Lokalsport: Borussia im Schnelldurchgang

Lokalsport : Borussia im Schnelldurchgang

Im Topspiel der Tischtennis-Bundesliga ist Ochsenhausen beim 0:3 chancenlos.

Die bundesdeutschen Tischtennis-Fans und -Experten hatten eine Partie auf Augenhöhe erwartet. Immerhin bieten die TTF Ochsenhausen in Simon Gauzy (Weltrangliste/WR 14), Hugo Calderano (WR 27), Yuto Muramatsu (WR 30) und Joao Geraldo (WR 79) Profis auf, die sich im gehobenem Leistungsbereich des internationalen Tischtennis bewegen. Der Papierform nach ist das Team, das der deutsche Rekordmeister Borussia zum Bundesligaspiel nach Ochsenhausen auf dem gleichen Niveau - doch davon war beim glatten 3:0-Sieg der Düsseldorfer wenig zu sehen.

Borussias Coach Danny Heister bot Stefan Fegerl (WR 24), Kristian Karlsson (WR 25) und Anton Källberg (WR 95) auf. Spannend bis dramatisch hätte es also werden sollen, besonders, weil Ochsenhausen in der vergangenen Saison noch als Angstgegner der Düsseldorfer galt. Doch es wurde eine absolute Machtdemonstration des Titelverteidigers beim selbsternannten Herausforderer. Mit 9:1 Sätzen fegte das Borussia-Trio die Gastgeber aus der Halle und stürmte am zweiten Spieltag an die Tabellenspitze. "Das war eine unglaublich gute Leistung", jubelte Manager Andreas Preuß. "Es ist zwar nur eine Momentaufnahme, aber ich habe eine echt starke Mannschaft gesehen."
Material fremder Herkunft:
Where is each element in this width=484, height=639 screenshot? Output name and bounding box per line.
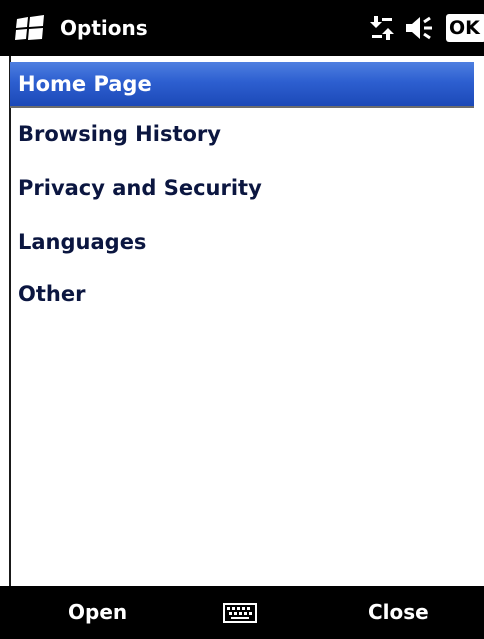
- page-title: Options: [60, 16, 148, 40]
- list-item-browsing-history[interactable]: Browsing History: [10, 112, 474, 156]
- close-softkey[interactable]: Close: [368, 586, 429, 639]
- list-item-home-page[interactable]: Home Page: [10, 62, 474, 106]
- data-connection-icon: [370, 16, 394, 40]
- windows-flag-icon[interactable]: [14, 14, 46, 42]
- keyboard-icon[interactable]: [222, 602, 258, 624]
- options-screen: Options OK Home Page Browsing History Pr…: [0, 0, 484, 639]
- ok-button[interactable]: OK: [446, 14, 484, 42]
- softkey-bar: Open Close: [0, 586, 484, 639]
- list-item-other[interactable]: Other: [10, 272, 474, 316]
- open-softkey[interactable]: Open: [68, 586, 127, 639]
- speaker-icon: [406, 16, 432, 40]
- list-item-privacy-and-security[interactable]: Privacy and Security: [10, 166, 474, 210]
- title-bar: Options OK: [0, 0, 484, 56]
- list-item-languages[interactable]: Languages: [10, 220, 474, 264]
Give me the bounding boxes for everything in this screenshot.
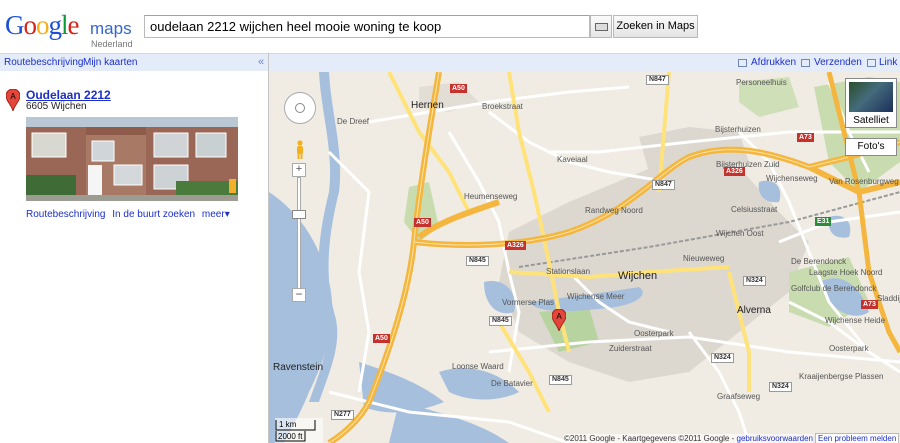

In beeindruckender Manier hatte das Schweden-Duo Källberg und Karlsson zum Auftakt Hugo Calderano beziehungsweise den sonst gefährlichen Franzosen Simon Gauzy jeweils 3:0 bezwungen. Den Schlusspunkt setzte der Österreicher Stefan Fegerl gegen Joao Geraldo, gegen den er die vergangenen beiden Aufeinandertreffen verloren hatte. Gestern lief es nur im ersten Satz nicht nach der Vorstellung des 28-Jährigen, der seine Aufgabe danach aber souverän löste und seiner Mannschaft den zweiten Saisonsieg bescherte.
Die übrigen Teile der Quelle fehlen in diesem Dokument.